Virginia Offers Savings Plan For First Time Buyers
First Time Buyer Issues and Saving
Real estate professionals and brokers have noticed a continuous drop in the number of young homebuyers and other first-timers. Generally, Millennials on the house hunt find it hard to come up with sizable down payments, especially when they are still struggling with huge debt accumulated from student loans.
Virginia is setting up a program called the First-time Homebuyer Savings Plans to help families set aside funds. Over time this would take care of the down payment as well as closing costs for first-time home buyers. This program allows future homeowners to allocate up to $50,000 in cash, insurance policies or investment that is exempted from state taxes for the purpose of buying their first home.
New Programs being Developed
This innovative platform lets parents and grandparents assign savings or investments for a child’s future home purchase. Just as they would in the age-old “college fund” concept.
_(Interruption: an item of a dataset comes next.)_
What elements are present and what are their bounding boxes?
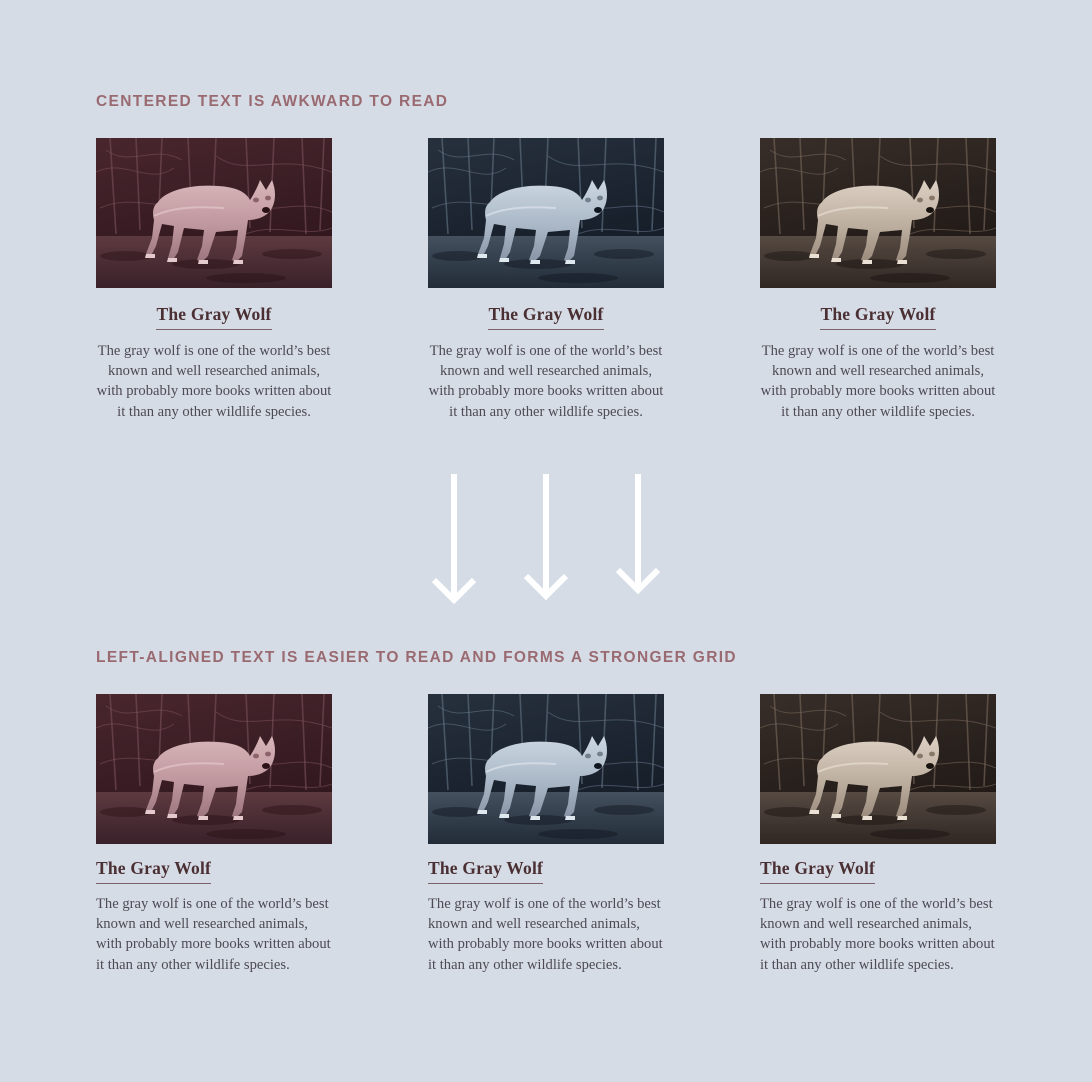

Investments into the plan can grow up to $150,000—a pretty nice nest egg to start house hunting with. The program allows parents and other relatives to set money aside. These funds will grow without being taxed.
First-time Homebuyer Savings Plans in Virginia are similar to a likeminded program in Montana. But unlike its counterpart, the Virginia plans do not require applicants to open any special account at financial institutions. Those interested in First-time Homebuyer Savings Plans need to complete a form every year when they file their state taxes. Using the account for anything other than buying your first home will be fined and subject to back taxes.
The program is still new and will soon be promoted to homebuyers and financial organizations across the final summer months and fall of 2014. While this is excellent news, it won’t help people who are already in the market now for a home today, as it is a financial instrument for future home investments. Again, as a parent or grandparent you wouldn’t know if the child you’re saving for would be interested in buying a home in Virginia versus a different state in the long run—this could cause an issue, but it’s one that will have a resolution once the program comes a little further out of its “beta testing” phase.
The First-time Homebuyer Savings Plans is a progressive tool. This is likely to inspire other states and lenders to hop on board. Making home buying enticing to the next generation.